After hitting a new all-time low last month, the monthly Global Precious Metals MMI® bounced back up a bit to catch its breath, and registered a value of 76 in September, an increase of 2.7% from 74 in August.
So What’s At Play? Gold Prices and Fed Hikes?
Yesterday, Reuters reported that spot gold prices lost more ground, after drifting downward the past several days.
The precious metal was “hurt by a stronger dollar and as investors awaited a key US jobs report to gauge the timing of a Federal Reserve rate hike” – however, the global stock market [expletive]-show that has been rocking investor confidence lately may just be the only thing the Fed needs to go through with the hike.
(Besides, ADP‘s private-sector jobs report, released this past Wednesday, betrays severe underperformance – fewer than 200,000 jobs have been added in 6 of the last 8 months.)
Gold Drivers
The gold price points from each of the 4 global markets we track (the US, China, Japan and India) all rose over the past month, and along with platinum increases in Japan, China and the US, were the main drivers of the wholesale increase in the Global Precious Metals MMI®. That’s likely due to the fact that equities markets have been doing so poorly – no, heinously – from China to the Dow.

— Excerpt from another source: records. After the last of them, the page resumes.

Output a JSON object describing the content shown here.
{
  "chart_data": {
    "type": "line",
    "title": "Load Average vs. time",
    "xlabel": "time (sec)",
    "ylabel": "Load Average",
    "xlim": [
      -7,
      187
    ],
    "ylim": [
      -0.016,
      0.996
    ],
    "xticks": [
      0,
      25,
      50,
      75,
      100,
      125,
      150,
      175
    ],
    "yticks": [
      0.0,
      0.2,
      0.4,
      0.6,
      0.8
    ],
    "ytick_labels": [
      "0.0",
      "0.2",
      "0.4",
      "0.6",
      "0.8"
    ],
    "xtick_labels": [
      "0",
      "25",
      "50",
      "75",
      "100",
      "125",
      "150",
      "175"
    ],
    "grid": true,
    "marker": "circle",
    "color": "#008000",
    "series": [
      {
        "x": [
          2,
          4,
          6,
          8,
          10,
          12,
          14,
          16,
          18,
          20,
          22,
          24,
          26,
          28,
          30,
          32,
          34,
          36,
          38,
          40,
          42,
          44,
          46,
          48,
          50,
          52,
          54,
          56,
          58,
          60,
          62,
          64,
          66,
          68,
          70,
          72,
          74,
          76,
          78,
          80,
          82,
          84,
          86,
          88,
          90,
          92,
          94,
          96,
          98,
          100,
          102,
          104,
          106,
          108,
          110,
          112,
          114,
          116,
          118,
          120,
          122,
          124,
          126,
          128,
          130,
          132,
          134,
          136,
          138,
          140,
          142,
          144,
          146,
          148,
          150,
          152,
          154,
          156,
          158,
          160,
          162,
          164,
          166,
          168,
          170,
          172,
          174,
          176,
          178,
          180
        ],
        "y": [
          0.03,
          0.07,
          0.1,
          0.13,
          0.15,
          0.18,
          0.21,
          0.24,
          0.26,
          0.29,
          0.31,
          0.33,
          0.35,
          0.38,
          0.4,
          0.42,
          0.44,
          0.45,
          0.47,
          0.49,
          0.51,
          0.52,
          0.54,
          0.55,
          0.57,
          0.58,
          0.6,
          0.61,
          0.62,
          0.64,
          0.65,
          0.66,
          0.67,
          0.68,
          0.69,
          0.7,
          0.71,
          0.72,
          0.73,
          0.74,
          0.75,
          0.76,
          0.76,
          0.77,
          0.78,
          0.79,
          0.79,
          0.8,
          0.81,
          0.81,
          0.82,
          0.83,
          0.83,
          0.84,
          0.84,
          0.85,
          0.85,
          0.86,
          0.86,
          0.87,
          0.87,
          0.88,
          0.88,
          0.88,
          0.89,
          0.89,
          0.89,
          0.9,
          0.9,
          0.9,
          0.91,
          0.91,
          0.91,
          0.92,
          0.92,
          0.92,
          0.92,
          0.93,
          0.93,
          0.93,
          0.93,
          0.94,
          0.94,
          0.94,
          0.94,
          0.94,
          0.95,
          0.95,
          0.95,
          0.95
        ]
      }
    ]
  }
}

So, on the face of it, gold was a factor in the global precious index’s rise…but let’s turn attention to the historical lows of palladium.

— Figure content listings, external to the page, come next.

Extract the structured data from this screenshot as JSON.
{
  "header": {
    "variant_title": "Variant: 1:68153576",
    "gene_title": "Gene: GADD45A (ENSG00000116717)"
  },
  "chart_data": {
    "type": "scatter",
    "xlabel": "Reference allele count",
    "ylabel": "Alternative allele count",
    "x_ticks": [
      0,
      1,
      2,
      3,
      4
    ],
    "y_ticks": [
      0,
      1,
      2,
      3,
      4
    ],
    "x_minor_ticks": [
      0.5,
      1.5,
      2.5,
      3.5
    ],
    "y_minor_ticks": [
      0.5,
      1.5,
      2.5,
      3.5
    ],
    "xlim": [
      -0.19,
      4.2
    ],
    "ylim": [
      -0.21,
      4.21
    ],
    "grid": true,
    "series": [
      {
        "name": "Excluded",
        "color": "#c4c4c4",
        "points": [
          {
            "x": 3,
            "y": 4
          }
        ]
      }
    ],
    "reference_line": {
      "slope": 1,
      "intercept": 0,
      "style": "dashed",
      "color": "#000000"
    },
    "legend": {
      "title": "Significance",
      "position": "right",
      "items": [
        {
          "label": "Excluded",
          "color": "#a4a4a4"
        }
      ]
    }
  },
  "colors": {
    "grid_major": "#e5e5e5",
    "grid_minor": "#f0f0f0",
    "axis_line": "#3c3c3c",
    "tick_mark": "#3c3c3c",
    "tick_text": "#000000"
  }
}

“No. 2″ PGM More of a Concern
Palladium, platinum’s cheaper and less scarce cousin, hit another bottom. The US price of palladium bars tracked on the MetalMiner IndX℠ clocked in at $600 per ounce (log in or join as a MetalMiner member at the bottom of this article to get full pricing to all the precious metals we track) – the lowest since November 2012.
As my colleague Jeff Yoders wrote recently, although US auto markets appear robust at the moment, there is uncertainty in China and correspondingly lower auto sales there. Chinese auto sales fell by 7.10% in July 2015 compared to July 2014, the largest fall since February 2013.